「俺がいなかったら、子どもたちの命は助かっていた」 津波で3人の子を失った木工作家の「あの日」 【東日本大震災】 #知り続ける
「父ちゃんがいるから大丈夫だぞ」
2011年3月11日。 遠藤は請け負っていた石巻市内の水産加工会社の改修工事を終え、帰宅途中に「あの揺れ」に襲われた。トラックで走っていてもわかるほどの激震で、周囲で電柱が何本も傾いた。 大急ぎで自宅へと向かった。
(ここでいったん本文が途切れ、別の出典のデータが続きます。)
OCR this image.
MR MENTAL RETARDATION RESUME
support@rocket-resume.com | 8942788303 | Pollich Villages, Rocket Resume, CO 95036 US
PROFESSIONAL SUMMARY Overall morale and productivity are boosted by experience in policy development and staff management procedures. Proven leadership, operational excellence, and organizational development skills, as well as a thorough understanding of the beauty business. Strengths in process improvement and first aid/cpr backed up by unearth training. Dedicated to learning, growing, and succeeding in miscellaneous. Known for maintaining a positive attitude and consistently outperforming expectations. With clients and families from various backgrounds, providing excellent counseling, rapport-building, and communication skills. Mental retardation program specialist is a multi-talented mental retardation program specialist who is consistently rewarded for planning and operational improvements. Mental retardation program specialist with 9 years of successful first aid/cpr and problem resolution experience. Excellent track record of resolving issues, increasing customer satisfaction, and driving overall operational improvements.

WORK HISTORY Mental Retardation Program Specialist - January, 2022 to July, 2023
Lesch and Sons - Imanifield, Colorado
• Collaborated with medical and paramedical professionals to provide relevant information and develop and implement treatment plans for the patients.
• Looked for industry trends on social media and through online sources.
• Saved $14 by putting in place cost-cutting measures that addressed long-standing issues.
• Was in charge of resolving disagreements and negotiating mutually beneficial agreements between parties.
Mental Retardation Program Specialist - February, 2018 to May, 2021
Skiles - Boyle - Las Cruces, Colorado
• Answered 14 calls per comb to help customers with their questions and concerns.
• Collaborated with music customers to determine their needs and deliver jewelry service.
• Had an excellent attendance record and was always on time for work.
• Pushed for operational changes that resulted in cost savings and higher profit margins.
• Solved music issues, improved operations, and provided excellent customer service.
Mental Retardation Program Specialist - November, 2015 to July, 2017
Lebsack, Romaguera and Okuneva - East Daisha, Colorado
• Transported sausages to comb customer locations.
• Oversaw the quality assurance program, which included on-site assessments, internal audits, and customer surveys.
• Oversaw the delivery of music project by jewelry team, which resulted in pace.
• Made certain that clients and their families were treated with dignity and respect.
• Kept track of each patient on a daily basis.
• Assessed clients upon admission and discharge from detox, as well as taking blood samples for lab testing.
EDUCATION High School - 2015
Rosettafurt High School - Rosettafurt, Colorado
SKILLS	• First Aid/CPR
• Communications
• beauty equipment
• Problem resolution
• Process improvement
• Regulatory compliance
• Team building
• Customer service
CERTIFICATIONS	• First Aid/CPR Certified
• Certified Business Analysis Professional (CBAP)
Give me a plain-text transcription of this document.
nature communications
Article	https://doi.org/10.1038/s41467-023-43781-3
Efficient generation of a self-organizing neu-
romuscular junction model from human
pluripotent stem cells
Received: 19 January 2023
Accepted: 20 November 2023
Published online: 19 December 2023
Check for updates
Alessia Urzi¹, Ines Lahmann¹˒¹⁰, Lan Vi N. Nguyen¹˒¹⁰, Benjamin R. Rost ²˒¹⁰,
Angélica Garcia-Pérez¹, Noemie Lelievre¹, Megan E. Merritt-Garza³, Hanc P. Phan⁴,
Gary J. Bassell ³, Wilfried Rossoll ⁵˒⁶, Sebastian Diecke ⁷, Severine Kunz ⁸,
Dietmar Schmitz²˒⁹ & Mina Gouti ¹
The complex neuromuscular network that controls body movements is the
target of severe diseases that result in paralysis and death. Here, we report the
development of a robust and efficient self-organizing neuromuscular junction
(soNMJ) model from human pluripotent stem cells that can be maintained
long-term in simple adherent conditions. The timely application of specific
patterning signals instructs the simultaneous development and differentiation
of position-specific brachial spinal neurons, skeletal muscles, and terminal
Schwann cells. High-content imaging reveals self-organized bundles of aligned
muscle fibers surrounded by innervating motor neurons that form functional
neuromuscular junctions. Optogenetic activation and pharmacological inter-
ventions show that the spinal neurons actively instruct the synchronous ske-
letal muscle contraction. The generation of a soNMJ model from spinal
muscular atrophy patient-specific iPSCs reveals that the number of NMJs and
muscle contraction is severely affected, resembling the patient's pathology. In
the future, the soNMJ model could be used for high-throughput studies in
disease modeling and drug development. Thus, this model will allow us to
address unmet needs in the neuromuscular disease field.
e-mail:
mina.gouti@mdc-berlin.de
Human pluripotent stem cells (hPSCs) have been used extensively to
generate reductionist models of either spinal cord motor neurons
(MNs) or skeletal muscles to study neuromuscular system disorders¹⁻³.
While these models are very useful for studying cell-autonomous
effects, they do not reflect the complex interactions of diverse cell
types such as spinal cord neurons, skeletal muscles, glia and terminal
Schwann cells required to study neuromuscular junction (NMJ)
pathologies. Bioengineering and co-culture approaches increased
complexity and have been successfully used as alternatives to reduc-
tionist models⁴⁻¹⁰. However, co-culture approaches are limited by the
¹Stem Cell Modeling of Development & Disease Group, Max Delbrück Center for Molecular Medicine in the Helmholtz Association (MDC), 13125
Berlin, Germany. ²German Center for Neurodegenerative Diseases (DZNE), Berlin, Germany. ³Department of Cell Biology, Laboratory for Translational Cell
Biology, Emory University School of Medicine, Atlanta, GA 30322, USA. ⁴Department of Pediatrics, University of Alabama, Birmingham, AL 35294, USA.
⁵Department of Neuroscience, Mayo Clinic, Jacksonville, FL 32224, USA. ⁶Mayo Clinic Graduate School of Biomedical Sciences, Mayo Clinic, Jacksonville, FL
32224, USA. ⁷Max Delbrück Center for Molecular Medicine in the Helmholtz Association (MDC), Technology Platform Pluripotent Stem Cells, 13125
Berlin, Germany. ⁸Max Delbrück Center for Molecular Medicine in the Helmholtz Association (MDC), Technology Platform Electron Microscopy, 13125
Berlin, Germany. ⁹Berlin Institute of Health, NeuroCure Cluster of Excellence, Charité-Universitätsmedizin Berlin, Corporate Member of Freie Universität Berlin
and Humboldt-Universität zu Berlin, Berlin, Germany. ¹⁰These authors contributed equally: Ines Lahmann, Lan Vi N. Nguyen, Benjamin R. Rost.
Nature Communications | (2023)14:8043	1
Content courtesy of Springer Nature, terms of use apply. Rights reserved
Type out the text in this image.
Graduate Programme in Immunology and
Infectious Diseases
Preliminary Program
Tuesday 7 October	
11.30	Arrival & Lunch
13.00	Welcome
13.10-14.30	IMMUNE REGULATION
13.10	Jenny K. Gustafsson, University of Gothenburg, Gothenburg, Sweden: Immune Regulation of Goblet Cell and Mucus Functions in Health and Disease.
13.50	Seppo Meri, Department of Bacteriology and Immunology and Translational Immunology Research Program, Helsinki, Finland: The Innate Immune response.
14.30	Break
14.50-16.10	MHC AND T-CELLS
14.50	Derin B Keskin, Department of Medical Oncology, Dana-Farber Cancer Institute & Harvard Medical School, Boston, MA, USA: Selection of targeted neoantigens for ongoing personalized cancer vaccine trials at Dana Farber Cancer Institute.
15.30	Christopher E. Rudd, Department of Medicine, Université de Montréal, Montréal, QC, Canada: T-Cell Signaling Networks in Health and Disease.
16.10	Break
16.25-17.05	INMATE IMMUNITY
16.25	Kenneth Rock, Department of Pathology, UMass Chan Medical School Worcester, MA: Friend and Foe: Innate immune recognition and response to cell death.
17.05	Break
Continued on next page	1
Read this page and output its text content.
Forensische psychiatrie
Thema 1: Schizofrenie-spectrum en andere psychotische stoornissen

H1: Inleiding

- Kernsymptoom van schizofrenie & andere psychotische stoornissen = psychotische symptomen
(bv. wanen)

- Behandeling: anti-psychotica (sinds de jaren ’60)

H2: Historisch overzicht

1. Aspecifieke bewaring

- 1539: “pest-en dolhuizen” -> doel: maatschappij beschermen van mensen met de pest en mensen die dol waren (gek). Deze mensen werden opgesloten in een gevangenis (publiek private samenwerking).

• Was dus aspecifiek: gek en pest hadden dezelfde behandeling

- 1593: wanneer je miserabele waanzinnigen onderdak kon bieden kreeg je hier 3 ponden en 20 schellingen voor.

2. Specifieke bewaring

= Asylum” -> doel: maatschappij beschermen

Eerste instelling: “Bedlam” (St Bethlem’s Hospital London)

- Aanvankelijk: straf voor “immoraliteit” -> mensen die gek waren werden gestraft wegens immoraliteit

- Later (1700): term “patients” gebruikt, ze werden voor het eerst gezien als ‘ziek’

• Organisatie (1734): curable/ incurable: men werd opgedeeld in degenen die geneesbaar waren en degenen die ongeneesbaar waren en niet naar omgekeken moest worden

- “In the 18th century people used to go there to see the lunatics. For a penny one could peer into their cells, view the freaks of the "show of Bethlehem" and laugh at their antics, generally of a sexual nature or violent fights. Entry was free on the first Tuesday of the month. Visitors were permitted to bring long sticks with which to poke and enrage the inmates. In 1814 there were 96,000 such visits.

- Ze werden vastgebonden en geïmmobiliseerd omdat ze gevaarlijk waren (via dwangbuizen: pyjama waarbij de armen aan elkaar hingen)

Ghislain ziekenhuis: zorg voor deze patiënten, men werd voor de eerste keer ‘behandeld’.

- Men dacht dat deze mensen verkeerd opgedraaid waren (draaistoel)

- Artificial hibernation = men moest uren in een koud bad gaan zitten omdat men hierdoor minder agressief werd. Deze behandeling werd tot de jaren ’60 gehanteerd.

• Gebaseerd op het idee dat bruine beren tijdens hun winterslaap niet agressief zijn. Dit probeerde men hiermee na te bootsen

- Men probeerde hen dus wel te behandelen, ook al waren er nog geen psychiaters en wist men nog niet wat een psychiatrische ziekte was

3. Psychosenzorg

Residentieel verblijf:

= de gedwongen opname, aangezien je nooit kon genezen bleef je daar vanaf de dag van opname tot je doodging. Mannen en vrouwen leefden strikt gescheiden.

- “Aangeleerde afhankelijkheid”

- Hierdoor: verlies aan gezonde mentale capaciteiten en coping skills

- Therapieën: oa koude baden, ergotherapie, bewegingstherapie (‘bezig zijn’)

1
築約30年の2階建ての母屋と実母のために前年に建てた平屋は、海から数百メートルも離れていない。 家に着くと、卒業式で午前中に中学校から帰ってきていた13歳の長女・花が、80歳になる母の恵子と一緒に平屋にいた。 石巻市内の病院で看護助手として働く妻の綾子が勤務中だったため、彼は近くの渡波小学校に10歳の長男・侃太(かんた)と8歳の次女・奏を迎えに行った。教師から2人の子どもを受け取って自宅に連れて帰ると、3人の子どもたちは祖母と一緒に平屋に入った。 「父ちゃんがいるから大丈夫だぞ」 余震を怖がる子どもたちにそう言い残し、自分はトラックに乗って連絡のつかない近所の親戚の様子を見に行くことにした。 親戚は不在だった。その帰り道、自宅から数百メートルの路上で異変が起きた。 「何だ、ありゃ?」 海の方角からパッと砂煙が上がり、家や車が津波に押し流されて路上に流れ込んできた。 目の前は三差路で、海、自宅、県道に向いている。自宅へと続く道はすでに水で覆われていたため、とっさに県道側へと迂回し、自宅へ回り込もうとハンドルを切った。 が、ダメだった。 次の瞬間、巨大な水の塊が押し寄せ、トラックが浮き上がった。水没すると車は水圧でドアが開かなくなる。彼は反射的に運転席の右側のドアを蹴り開け、水圧で閉まらないよう右足を挟んだ。そしてトラックから津波の中へと飛び込んだ。 濁流の中でもがきながら、流されてきた屋根に必死にしがみついた。しかし、その屋根もメリメリッと激しい音を立てて崩れ落ちてしまう。再び水の中に沈められ、無数のがれきと一緒に陸側へ押し流された。津波は近くのコンビニの壁にぶち当たり、彼はがれきと壁の間で挟まれながら、がれきに押しつぶされないように必死に耐えた。